La visite du président algérien Abdelmadjid Tebboune en France, qui devait avoir lieu début octobre 2024, a été annulée. Lors d’un entretien à la télévision, Tebboune a déclaré, avec une fermeté notable, qu’il « n’ira pas à Canossa », signifiant ainsi qu’il ne serait pas enclin à se plier aux exigences ou aux attentes françaises dans le contexte actuel. Cette annonce n’est pas surprenante, compte tenu des relations tendues entre l’Algérie et la France, exacerbées par le soutien récent de Paris au plan d’autonomie marocain pour le Sahara occidental, un territoire disputé.
Les tensions entre les deux pays ont atteint un nouveau sommet à la fin juillet 2023, lorsque le gouvernement français a exprimé son soutien à la proposition marocaine concernant le statut de ce territoire. En réponse, l’Algérie a rapidement retiré son ambassadeur de Paris et a réduit sa représentation diplomatique, ne conservant qu’un chargé d’affaires. Cette réaction forte illustre la fragilité des relations bilatérales, qui demeurent marquées par l’ombre du passé colonial et par des différends contemporains.
Dans son discours, le président Tebboune n’a pas hésité à évoquer les blessures profondes laissées par la colonisation française, qui a duré de 1830 à 1962. Il a décrit ce qu’il considère comme un « génocide », arguant que la population algérienne, qui comptait environ quatre millions d’habitants avant la colonisation, n’était plus que de neuf millions après 132 ans de domination. Cette assertion souligne l’importance de la mémoire collective en Algérie, qui continue d’influencer la politique actuelle.
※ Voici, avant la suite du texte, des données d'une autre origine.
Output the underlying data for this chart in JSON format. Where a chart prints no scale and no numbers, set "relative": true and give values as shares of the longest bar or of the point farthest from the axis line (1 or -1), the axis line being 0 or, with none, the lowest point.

Le président algérien a également critiqué une « minorité haineuse » en France, qu’il accuse d’entraver les efforts pour une réconciliation sur le plan mémoriel. Il a insisté sur le fait que l’Algérie demande la vérité historique concernant les atrocités commises pendant la période coloniale. Ce discours montre une volonté de confronter les narrations historiques, d’autant plus que des questions mémorielles continuent de diviser les deux pays.
Les essais nucléaires français en Algérie entre 1960 et 1966 ont également été un sujet de tension. Tebboune a exhorté la France à « nettoyer les sites des essais nucléaires », soulignant que des documents déclassifiés avaient révélé des retombées radioactives persistantes. Les conséquences de ces essais sont un sujet de préoccupation non seulement pour l’Algérie, mais aussi pour les pays voisins, affectés par la pollution radioactive.
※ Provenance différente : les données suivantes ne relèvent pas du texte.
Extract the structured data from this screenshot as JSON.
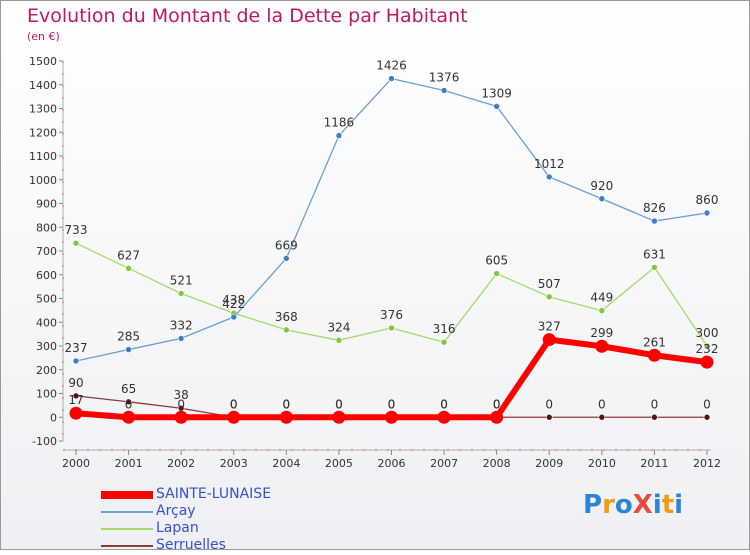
{
  "chart_data": {
    "type": "line",
    "title": "Evolution du Montant de la Dette par Habitant",
    "subtitle": "(en €)",
    "xlabel": "",
    "ylabel": "",
    "categories": [
      "2000",
      "2001",
      "2002",
      "2003",
      "2004",
      "2005",
      "2006",
      "2007",
      "2008",
      "2009",
      "2010",
      "2011",
      "2012"
    ],
    "ylim": [
      -100,
      1500
    ],
    "yticks": [
      -100,
      0,
      100,
      200,
      300,
      400,
      500,
      600,
      700,
      800,
      900,
      1000,
      1100,
      1200,
      1300,
      1400,
      1500
    ],
    "grid": false,
    "legend_position": "bottom-left",
    "series": [
      {
        "name": "SAINTE-LUNAISE",
        "color": "#ff0000",
        "marker_color": "#ff0000",
        "width": 6,
        "marker": 6.5,
        "values": [
          17,
          0,
          0,
          0,
          0,
          0,
          0,
          0,
          0,
          327,
          299,
          261,
          232
        ],
        "labels": [
          "17",
          "0",
          "0",
          "0",
          "0",
          "0",
          "0",
          "0",
          "0",
          "327",
          "299",
          "261",
          "232"
        ]
      },
      {
        "name": "Arçay",
        "color": "#6a9fd8",
        "marker_color": "#3a7fc8",
        "width": 1.3,
        "marker": 3,
        "values": [
          237,
          285,
          332,
          422,
          669,
          1186,
          1426,
          1376,
          1309,
          1012,
          920,
          826,
          860
        ],
        "labels": [
          "237",
          "285",
          "332",
          "422",
          "669",
          "1186",
          "1426",
          "1376",
          "1309",
          "1012",
          "920",
          "826",
          "860"
        ]
      },
      {
        "name": "Lapan",
        "color": "#a6d96a",
        "marker_color": "#7ec83a",
        "width": 1.3,
        "marker": 3,
        "values": [
          733,
          627,
          521,
          438,
          368,
          324,
          376,
          316,
          605,
          507,
          449,
          631,
          300
        ],
        "labels": [
          "733",
          "627",
          "521",
          "438",
          "368",
          "324",
          "376",
          "316",
          "605",
          "507",
          "449",
          "631",
          "300"
        ]
      },
      {
        "name": "Serruelles",
        "color": "#8b3a3a",
        "marker_color": "#5a1010",
        "width": 1.3,
        "marker": 3,
        "values": [
          90,
          65,
          38,
          0,
          0,
          0,
          0,
          0,
          0,
          0,
          0,
          0,
          0
        ],
        "labels": [
          "90",
          "65",
          "38",
          "0",
          "0",
          "0",
          "0",
          "0",
          "0",
          "0",
          "0",
          "0",
          "0"
        ]
      }
    ]
  },
  "logo": {
    "text": "ProXiti",
    "letters": [
      "P",
      "r",
      "o",
      "X",
      "i",
      "t",
      "i"
    ],
    "colors": [
      "#2b84d6",
      "#f39c12",
      "#2b84d6",
      "#e74c3c",
      "#2b84d6",
      "#f39c12",
      "#2b84d6"
    ]
  }
}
Le président algérien a aussi fait référence à l’accord franco-algérien de 1968, qui confère aux Algériens un statut particulier en matière de droits de circulation et d’emploi en France. Cet accord, qui a été signé à une époque où la France avait besoin de main-d’œuvre, est aujourd’hui considéré par Tebboune comme un « étendard derrière lequel marche l’armée des extrémistes » de droite en France, qui cherchent à le remettre en cause. Ce climat de tension autour des droits des immigrés algériens en France reflète un sentiment plus large de rejet envers les populations d’origine maghrébine dans le contexte politique actuel en France.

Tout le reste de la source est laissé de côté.